Het faillissement van Thure Snijtechniek in april vorig jaar ging eigenaar Mark Ruiter door merg en been. Het raakte niet alleen het bedrijf, maar trof ook zijn gezin. ‘Als directeur sta je na een faillissement meestal aan de zijlijn en hoor je niets meer’, concludeert Ruiter.

Behalve de verslagen van de curator, die hij verplicht is te publiceren, hoor je na de eerste gesprekken niets meer, je weet niet meer dan een buitenstaander’, vertelt Ruiter. De schulden bij Thure Snijtechniek liepen zo hoog op, dat er voor Ruiter nog maar één zure oplossing was: zelf het faillissement aanvragen.

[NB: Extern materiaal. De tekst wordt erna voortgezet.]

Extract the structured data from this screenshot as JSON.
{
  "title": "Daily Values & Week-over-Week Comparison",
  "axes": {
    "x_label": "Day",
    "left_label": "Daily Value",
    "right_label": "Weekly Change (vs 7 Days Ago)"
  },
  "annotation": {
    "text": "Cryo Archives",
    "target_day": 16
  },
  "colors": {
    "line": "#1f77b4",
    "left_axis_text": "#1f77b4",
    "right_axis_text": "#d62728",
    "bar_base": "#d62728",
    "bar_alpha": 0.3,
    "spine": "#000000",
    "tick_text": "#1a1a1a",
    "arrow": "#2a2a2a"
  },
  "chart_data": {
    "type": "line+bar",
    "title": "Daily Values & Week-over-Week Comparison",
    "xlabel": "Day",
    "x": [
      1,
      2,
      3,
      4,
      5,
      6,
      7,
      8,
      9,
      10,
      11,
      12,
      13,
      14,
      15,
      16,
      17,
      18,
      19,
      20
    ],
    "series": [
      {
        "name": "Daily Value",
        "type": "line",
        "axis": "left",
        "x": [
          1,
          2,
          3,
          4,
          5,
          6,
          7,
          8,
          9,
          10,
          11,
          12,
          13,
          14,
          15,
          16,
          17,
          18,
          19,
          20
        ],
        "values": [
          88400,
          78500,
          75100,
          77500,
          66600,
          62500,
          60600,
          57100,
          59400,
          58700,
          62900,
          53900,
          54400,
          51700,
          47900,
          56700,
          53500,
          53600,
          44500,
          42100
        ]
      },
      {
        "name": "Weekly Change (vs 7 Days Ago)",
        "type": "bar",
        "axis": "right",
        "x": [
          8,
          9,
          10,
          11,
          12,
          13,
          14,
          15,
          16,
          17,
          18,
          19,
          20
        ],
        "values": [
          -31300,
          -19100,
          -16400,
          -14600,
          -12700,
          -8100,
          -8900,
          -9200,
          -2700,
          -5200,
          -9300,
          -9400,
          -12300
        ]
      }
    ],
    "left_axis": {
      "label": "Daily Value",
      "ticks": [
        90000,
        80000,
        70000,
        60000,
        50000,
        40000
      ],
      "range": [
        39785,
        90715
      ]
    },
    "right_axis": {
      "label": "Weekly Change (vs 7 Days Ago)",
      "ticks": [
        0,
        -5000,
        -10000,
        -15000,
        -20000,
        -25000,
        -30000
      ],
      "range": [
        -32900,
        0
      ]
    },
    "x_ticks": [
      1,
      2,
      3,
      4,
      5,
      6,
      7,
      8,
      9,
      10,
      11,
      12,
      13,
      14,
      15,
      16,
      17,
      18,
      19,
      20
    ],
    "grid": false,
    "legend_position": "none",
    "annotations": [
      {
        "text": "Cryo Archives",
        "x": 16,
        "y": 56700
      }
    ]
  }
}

Tot het laatste moment vechten

Keer op keer zette hij alles in om het bedrijf in leven te houden. Daarbij kwam hij de ene tegenslag na de andere tegen. Door de rechter werd mr. R.P. de Bruin aangesteld als curator. De taak die een curator opgelegd krijgt, is helder. Hij moet een overzicht van het vermogen en de schulden maken, een beslissing over personeel nemen en eventuele doorstartmogelijkheden bekijken. Daarnaast moet hij de boedel veiligstellen, onderzoek doen naar fraude of wanbeleid en uitkering regelen aan de schuldeisers. ‘Het is raar, je staat aan de zijlijn en weet niets meer dan een ander over je voormalig eigen bedrijf’, zegt Ruiter. ‘Mensen bellen mij nog en praten erover, maar je weet niets meer dan zij. Kwalijk nemen doen ze het mij gelukkig niet.’

Geen vlees op de botten

Technisch en qua personeel zat het bedrijf goed in elkaar, de liquiditeit was een uitdaging. Veel geleend en geleaset, daar stonden dus hoge vaste lasten tegenover. ‘We hadden een goede verstandhouding met de Rabobank. De eerste accountmanager regelde de zaken goed. Door de groei van het bedrijf schoven wij binnen die organisatie op naar een andere afdeling. Daar klikte het niet en het duurde te lang voor er antwoord op vragen was. Ruiter heeft toen aangedrongen op weer een andere accountmanager. Dat is helaas niet goed gelopen. Wij betaalden rekeningen van voorschotten. De accountmanager begreep het systeem dat door zijn collega was opgezet niet. Er was simpelweg geen vlees op de botten opgebouwd, de liquiditeit was slecht.’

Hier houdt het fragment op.